Esophagogastroduodenoscopy (EGD) results revealed:
- Superficial antral gastritis
- Duodenitis
- Duodenal ulcer (DU)
- Scar deformation of the DU.
Diagnosis
- Duodenal ulcer disease (DU) at the scarring stage
- Chronic gastritis unrelated to Helicobacter pylori infection, in unstable remission
- Chronic duodenitis, in unstable remission
- Biliary dyskinesia of the hypomotor type (slow bile outflow)
- Small intestinal bacterial overgrowth
- Secondary lactase deficiency
- Moderate iron-deficiency anemia
- Uterine adenomyosis
Treatment
The patient was prescribed:
- Esomeprazole – 20 mg twice daily (morning on an empty stomach and evening before meals) for 4 weeks
- Rebamipide – one tablet three times daily (between meals) for 4 weeks to restore the gastric and duodenal mucosa
- Lactazar – one capsule with lactose-containing meals (long-term)
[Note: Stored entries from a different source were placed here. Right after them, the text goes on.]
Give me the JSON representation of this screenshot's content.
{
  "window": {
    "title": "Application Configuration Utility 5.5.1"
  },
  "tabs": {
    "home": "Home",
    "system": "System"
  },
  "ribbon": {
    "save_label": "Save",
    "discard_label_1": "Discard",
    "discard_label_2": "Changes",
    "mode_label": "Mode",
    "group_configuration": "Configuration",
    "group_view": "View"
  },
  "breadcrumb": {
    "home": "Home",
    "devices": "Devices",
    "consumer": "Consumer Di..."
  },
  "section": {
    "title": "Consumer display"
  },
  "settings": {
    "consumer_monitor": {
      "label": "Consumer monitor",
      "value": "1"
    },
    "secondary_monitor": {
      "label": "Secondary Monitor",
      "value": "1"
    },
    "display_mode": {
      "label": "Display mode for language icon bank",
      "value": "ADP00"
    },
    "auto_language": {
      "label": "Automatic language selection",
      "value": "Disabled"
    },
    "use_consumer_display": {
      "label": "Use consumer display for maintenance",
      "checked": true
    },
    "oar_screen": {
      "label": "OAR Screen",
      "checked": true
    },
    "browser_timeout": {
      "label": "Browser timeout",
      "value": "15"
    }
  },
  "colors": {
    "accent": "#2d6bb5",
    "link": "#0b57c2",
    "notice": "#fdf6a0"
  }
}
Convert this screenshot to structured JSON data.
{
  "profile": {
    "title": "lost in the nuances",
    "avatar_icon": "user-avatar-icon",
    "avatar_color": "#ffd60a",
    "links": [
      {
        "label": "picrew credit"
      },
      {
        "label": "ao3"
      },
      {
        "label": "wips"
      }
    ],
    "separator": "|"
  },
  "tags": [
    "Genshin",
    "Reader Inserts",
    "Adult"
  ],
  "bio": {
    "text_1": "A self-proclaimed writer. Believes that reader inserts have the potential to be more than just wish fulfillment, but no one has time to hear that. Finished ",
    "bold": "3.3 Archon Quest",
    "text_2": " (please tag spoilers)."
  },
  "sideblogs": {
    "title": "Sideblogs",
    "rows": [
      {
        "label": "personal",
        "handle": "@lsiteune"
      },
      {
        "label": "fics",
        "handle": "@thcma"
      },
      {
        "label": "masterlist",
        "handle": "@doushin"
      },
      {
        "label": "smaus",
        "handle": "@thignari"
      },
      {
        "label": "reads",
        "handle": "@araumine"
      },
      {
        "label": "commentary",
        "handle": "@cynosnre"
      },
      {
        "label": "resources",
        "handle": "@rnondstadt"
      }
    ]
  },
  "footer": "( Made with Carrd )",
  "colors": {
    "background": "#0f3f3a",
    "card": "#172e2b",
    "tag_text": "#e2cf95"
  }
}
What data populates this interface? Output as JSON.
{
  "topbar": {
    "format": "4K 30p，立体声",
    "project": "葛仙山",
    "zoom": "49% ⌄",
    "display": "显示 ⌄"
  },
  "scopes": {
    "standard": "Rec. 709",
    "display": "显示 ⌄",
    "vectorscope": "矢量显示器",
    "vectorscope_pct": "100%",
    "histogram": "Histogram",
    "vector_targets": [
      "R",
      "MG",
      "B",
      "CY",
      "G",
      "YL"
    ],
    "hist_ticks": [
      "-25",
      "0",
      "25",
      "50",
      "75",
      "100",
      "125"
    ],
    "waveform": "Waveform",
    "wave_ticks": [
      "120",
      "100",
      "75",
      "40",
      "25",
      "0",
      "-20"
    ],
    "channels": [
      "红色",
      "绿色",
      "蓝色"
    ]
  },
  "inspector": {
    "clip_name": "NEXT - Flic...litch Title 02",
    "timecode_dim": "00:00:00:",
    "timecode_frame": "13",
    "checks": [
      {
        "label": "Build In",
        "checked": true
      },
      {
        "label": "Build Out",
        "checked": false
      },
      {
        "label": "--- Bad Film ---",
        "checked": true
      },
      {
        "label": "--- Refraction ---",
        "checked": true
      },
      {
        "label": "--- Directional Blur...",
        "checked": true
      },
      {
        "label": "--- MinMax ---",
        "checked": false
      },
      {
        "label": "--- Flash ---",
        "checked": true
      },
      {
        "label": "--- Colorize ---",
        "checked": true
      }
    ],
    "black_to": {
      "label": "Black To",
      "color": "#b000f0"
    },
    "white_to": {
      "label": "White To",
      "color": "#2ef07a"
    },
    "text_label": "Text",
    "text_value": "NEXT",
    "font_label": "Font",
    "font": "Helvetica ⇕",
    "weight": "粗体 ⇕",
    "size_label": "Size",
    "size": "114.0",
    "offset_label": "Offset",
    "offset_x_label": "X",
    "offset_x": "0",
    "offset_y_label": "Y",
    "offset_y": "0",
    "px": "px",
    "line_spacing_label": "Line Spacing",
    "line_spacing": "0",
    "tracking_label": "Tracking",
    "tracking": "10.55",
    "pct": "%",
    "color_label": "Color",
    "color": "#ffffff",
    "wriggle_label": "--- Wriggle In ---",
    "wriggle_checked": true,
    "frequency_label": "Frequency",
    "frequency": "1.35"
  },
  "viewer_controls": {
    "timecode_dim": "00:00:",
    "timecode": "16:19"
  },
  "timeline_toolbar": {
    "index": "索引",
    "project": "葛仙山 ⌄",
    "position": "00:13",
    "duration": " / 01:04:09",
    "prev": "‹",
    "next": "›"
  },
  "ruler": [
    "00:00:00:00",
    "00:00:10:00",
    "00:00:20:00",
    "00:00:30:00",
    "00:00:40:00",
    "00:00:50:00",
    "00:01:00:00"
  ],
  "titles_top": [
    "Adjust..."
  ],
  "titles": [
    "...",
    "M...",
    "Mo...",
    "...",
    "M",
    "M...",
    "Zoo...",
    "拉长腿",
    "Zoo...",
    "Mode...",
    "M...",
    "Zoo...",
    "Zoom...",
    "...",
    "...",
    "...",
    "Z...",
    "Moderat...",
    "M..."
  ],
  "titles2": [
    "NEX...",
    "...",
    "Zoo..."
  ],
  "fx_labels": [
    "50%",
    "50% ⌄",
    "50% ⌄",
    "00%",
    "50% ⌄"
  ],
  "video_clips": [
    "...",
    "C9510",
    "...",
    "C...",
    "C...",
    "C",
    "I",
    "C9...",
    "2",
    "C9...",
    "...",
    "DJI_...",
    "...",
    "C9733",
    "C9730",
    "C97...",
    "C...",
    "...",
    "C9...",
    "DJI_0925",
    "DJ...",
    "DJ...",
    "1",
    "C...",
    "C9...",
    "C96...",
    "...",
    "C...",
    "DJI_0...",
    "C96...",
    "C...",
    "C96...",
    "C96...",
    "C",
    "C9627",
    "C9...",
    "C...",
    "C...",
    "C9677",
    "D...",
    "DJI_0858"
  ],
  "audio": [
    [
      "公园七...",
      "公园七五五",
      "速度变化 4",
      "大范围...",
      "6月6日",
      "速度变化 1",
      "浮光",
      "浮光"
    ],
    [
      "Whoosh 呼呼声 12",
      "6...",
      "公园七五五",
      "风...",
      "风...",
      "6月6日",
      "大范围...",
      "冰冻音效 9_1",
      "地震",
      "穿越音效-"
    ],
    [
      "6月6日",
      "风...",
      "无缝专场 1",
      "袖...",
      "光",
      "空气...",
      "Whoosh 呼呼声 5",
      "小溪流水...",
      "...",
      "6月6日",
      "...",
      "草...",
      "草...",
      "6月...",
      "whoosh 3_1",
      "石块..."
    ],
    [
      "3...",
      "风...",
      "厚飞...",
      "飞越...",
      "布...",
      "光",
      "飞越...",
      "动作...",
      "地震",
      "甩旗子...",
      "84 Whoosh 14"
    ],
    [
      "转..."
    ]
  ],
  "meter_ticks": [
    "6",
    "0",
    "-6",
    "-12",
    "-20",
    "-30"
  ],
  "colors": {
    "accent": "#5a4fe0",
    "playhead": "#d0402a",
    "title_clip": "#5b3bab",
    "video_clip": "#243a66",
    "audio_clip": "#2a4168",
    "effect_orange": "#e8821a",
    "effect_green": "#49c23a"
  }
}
- Simethicone – 40 mg three times daily with meals for a week
- Ferrous sulfate – one tablet twice daily with ferritin monitoring after a month (adjusting the dose based on results)
Additionally, she was advised to follow a specific diet for 4 weeks, including dividing meals into 5-6 servings, avoiding spicy, acidic, fatty, smoked, and fried foods, and consuming adequate protein (1 g per kg of weight). Due to low hemoglobin levels, she was recommended to prioritize red meat. To alleviate abdominal bloating, gas-producing foods such as legumes and baked goods were to be avoided.
The patient’s condition improved during treatment, with resolution of weakness, lethargy, fatigue, brittle hair, and hair loss. Nausea, heaviness, and abdominal bloating also subsided.
Follow-up esophagogastroduodenoscopy (EGD) on January 23, 2023, revealed:
- Superficial antral gastritis
- Scarred DU (fully scarred stage)
- Duodenitis
Hemoglobin levels increased to 131 g/l, and ferritin and iron levels increased sevenfold (29.52 ng/ml and 14.9 ng/ml, respectively).
Conclusion
This clinical case illustrates a comorbid condition where multiple diseases coexist simultaneously. In such situations, proper diagnostic investigation and comprehensive therapy are crucial to ensure the maximum effectiveness in patient treatment.